僕は皆に事情を説明した。道中で野党に襲われてボロボロになったところで意識を失ったけど、意識が戻ると目の前で野党が気絶していたこと。
「そうか、そのスライムがお前を守ってくれたってのか…。」
そう言って父さんはスライムを見て不思議そうな顔をしていた。スライムは正直に言って僕なんかにでも倒せてしまう最弱と言ってもいい魔物だ。そのスライムがある程度戦闘経験のある野党を倒すなんて考えられるのだろうかと言ったところだろうな。しかも、服の傷み具合に比して、僕は全く怪我をしていない。なんで回復したんだと思って当然だ。でも、僕にもはっきりとわからないんだからそれ以上追及のしようもなくて、父さんは黙り込んでしまう。
「とりあえずお前が無事で良かった。」
そう言って父さんは近くの椅子に力が抜けたように腰掛けた。本気で心配してくれていたんだと思うと、父さんには申し訳ないけど少し嬉しくなった。鍛冶屋を継ごうともしていない僕は兄さんに比べて、父さんにとっては大切な存在じゃないなんてことを思っていたからだ。父さん、そんなことを思って本当に御免なさい。
「心配させてごめんね。それで、ムスタさんから預かったものがあるんだ。」
僕は父さんにムスタさんから預かった封筒を手渡した。手紙を神妙な面持ちで読んでいる父さんは、一息溜息を吐いた。
「なるほどな、野党が恐らくミスリルを運んでいた冒険者を襲ってミスリルを奪ったって話だ。で、その野党にお前が襲われたってわけだ。しかし、俺が依頼している冒険者だってある程度腕の立つ奴らだったはずだ。それを倒す野党をスライムが倒したってか…。」
その話が真実味を増すほど、僕の手の中でプニプニしているスライムがその野党を倒したっていうことが信じられるわけもない。僕もそう思う。
「とりあえず冒険者に依頼して早急に野党討伐してもらわねぇとな。で、そのスライムどうするんだ?」
「なんか僕から離れてくれなくて…。多分誰にも危害は加えないと思うから、しばらく一緒に住ませてもいい?仕事で出た鉱石なんかも食べてくれると思うし…。」
僕が恐る恐る聞くと、父さんは口元をフッと緩ませた。
「ハハハ、例え魔物でもお前の命の恩人なんだろ?そいつに横暴なことはできねぇよ。そいつが気の済むまでお前の傍にいさせてやるといい。」
「あ、ありがとう!父さん!良かったなスライム!」
こんなにあっさりと許可してもらえると思わなかったから、思わず嬉しくてスライムをギュッと抱き締めた。スライムはびっくりしたのか激しくプニプニしていた。
「しかし、こんなに魔物が人に懐くなんて聞いたことがねぇ。お前、魔物使いかなんかの素質あるのかも知れねぇな。」
「魔物使い?」
「あぁ、昔の話だが魔物を使役して戦うブラック冒険者がいたそうだ。他の話を聞いたことがねぇから本当かどうかわからねぇがな。とりあえずお前は今日は休め。母さんも心配しているだろうしな。
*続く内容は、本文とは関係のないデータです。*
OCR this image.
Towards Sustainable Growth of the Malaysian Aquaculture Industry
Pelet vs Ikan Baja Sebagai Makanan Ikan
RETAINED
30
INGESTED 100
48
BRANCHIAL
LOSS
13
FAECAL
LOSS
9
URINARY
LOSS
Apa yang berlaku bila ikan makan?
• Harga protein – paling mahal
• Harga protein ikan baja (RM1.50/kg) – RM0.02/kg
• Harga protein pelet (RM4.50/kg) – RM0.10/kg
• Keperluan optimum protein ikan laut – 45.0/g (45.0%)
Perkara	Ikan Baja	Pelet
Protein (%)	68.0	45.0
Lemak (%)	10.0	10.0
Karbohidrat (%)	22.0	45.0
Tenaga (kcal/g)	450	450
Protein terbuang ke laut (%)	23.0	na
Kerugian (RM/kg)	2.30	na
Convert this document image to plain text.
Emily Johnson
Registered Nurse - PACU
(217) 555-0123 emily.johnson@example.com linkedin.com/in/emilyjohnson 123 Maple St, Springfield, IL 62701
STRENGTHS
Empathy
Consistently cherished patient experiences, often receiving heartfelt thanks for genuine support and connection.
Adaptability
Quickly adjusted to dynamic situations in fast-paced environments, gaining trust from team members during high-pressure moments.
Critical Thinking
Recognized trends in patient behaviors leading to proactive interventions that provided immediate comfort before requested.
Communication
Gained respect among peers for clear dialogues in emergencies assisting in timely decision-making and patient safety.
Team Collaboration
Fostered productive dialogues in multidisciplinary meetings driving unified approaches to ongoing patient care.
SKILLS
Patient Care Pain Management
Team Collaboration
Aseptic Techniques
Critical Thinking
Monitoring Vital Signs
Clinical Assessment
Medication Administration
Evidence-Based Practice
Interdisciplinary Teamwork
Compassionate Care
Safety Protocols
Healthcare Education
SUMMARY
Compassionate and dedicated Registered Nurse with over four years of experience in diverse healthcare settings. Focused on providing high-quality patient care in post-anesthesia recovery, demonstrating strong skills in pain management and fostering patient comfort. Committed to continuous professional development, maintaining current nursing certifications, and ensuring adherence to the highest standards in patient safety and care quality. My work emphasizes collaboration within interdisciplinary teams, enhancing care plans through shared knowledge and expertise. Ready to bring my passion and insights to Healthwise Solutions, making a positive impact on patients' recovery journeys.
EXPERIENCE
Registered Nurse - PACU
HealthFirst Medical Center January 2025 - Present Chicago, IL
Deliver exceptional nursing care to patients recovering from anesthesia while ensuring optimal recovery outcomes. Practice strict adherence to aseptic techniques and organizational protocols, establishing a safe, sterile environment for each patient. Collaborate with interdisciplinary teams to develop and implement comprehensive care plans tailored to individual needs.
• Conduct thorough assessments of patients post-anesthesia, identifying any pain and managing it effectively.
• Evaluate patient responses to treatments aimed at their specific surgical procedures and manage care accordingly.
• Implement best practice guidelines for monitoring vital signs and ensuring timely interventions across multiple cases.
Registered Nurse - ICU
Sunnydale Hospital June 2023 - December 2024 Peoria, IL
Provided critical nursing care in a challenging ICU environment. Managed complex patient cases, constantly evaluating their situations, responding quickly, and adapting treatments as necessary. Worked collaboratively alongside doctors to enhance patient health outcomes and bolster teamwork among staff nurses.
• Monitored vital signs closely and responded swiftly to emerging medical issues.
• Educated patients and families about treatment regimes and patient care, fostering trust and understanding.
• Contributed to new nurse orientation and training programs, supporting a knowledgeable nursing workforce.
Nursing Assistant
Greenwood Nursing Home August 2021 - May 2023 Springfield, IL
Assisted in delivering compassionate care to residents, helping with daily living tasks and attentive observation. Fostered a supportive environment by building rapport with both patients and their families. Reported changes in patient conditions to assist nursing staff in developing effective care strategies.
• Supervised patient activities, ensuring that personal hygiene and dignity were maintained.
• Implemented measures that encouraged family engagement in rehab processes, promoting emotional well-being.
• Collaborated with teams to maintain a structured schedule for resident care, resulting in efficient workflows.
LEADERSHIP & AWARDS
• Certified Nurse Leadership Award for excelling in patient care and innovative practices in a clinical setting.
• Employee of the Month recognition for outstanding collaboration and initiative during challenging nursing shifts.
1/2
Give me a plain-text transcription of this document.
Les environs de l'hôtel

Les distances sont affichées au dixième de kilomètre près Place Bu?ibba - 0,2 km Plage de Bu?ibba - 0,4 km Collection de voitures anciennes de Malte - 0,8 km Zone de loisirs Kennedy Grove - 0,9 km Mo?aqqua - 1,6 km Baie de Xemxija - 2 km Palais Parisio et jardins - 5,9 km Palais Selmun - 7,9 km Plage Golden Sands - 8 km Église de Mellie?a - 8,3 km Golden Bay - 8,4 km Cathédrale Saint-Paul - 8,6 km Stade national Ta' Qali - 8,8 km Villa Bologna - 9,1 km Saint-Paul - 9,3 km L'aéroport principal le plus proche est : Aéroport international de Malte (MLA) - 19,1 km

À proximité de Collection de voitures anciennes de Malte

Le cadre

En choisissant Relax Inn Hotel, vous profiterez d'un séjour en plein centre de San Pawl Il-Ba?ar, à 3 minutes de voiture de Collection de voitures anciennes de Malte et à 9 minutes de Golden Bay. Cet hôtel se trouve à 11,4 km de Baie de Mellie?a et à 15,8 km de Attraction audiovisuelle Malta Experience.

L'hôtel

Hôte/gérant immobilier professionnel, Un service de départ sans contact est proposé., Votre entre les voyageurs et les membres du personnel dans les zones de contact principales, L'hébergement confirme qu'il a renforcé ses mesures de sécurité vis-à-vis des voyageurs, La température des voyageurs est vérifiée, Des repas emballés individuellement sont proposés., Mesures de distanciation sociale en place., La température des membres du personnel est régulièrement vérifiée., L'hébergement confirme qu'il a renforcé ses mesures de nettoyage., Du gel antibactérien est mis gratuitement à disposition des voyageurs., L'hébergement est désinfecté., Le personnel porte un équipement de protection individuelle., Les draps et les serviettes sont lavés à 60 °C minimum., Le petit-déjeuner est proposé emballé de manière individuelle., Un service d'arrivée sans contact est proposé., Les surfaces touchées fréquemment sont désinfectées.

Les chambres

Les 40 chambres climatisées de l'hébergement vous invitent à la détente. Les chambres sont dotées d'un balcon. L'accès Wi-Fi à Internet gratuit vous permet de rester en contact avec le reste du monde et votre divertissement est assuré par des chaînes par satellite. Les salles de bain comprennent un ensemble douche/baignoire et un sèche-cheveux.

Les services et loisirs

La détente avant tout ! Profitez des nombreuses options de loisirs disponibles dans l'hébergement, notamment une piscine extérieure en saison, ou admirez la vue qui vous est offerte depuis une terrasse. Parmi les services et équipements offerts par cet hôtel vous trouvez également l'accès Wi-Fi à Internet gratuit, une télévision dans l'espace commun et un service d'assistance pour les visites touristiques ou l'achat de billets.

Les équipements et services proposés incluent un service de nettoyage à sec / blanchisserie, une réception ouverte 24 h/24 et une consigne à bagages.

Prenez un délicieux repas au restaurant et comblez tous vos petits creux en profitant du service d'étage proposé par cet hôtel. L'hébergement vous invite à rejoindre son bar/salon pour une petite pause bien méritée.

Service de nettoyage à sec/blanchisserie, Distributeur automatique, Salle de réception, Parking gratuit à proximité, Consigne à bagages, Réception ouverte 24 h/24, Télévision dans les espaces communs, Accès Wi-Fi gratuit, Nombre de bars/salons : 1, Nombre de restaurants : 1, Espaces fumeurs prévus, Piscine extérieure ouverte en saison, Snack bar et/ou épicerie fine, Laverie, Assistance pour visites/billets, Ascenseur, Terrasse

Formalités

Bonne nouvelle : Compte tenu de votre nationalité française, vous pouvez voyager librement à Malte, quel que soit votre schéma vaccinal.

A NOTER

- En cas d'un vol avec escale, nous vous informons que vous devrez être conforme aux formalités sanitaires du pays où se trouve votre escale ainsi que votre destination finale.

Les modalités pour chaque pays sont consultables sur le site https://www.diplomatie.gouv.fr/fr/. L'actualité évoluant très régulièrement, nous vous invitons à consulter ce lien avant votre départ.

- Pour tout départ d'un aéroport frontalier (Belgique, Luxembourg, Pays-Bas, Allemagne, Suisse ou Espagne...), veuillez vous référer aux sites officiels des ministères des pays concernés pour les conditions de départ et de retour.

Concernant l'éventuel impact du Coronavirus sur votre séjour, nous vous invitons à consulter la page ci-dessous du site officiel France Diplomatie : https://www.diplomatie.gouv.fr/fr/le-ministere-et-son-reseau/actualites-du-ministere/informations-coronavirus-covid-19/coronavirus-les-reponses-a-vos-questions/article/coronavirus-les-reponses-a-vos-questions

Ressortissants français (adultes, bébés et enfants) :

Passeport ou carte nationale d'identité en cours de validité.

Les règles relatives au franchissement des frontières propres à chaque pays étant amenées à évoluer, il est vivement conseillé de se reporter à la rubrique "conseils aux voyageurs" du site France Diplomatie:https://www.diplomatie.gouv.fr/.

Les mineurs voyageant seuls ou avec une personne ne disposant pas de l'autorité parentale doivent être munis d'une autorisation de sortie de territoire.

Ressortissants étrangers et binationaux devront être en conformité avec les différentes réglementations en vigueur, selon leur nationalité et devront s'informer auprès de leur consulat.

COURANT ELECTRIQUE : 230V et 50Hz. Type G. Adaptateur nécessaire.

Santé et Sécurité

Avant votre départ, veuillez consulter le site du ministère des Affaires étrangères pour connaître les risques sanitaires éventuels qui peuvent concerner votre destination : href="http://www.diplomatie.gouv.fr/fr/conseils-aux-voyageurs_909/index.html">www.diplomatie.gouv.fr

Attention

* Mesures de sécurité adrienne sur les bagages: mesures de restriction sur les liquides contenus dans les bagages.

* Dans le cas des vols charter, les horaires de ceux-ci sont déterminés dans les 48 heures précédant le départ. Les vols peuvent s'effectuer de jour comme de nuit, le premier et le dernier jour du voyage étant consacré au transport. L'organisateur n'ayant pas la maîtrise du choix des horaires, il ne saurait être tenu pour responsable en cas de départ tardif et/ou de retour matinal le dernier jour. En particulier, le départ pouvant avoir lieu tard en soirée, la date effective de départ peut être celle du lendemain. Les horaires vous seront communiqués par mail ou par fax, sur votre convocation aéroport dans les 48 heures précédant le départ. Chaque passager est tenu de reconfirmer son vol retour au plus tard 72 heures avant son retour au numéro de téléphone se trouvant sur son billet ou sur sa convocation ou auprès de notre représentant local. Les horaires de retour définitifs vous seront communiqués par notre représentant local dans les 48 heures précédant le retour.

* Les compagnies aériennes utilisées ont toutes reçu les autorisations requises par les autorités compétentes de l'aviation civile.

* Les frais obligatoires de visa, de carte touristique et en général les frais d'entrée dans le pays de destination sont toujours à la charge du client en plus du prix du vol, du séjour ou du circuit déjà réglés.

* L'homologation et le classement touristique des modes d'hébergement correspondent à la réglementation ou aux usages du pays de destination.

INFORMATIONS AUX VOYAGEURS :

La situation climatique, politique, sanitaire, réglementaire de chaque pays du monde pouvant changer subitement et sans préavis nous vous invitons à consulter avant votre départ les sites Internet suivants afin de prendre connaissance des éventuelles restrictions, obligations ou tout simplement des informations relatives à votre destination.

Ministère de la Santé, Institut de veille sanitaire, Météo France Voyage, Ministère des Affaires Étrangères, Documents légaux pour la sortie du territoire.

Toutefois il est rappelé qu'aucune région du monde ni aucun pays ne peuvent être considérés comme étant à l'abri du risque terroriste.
」
そう言って父さんは僕の頭を撫でて、皆とともに仕事に戻ろうとした。
「お疲れっす!今日体動かし足りなかったんで、鍛練場借りていいっすか!?お、カイン!って、ボロボロでどうしたんすか!?」
「おぉ、実はな…。」
父さんは依頼を終えて鍛冶屋に来たライダーさんに事の詳細を伝えた。
「なるほどっすね!それならその依頼、俺が受けるっすよ!指名依頼にしておいて下さいっす!」
「いいのか?まぁ、お前なら安心して任せられるが…。」
「問題ないっすよ!さくっと終わらせてやりますよ!」
そう言ってライダーさんは親指を立てた。実際、ライダーさんの冒険者としての腕前とかさっぱりわからない。父さんたちも知らないと言っていた。父さんは自分が気に入った人に悪い奴はいねぇみたいな考え方の人だ。だから、その人の素性など細かい詮索はしなかった。
「いやしかし、野党討伐でしかもゴールドを含んだパーティーを倒した奴らだってなるとプラチナ冒険者以上じゃなきゃ請け負えねぇぞ。」
そう言って父さんはまた考え込んでしまった。どうやら父さんの依頼していた冒険者はパーティーで請け負う、ゴールド冒険者一人を含む、などの細かい条件が設定されていたらしい。ミスリルはこの店の命とも言えるものだから、それくらい厳重なのは当たり前だろうとは思った。
「あぁ、大丈夫っすよ!俺、ブラック冒険者なんで!」
「そうか、ブラックか…。って、お前がブラックだってのか!?」
上の空で聞いていた父さんはまさかの返答に今まで見たこともないような表情で叫び、ライダーの肩を掴んで揺すっている。
「あばばばば…。そうっす、俺が漆黒の冒険者が一人、ライダーっす!」
「ま、マジかよ…!まさかこんな奴がうちにしょっちゅう顔を出していたとはな!」
揺する手を止めた父さんは、目を輝かせてライダーを見た。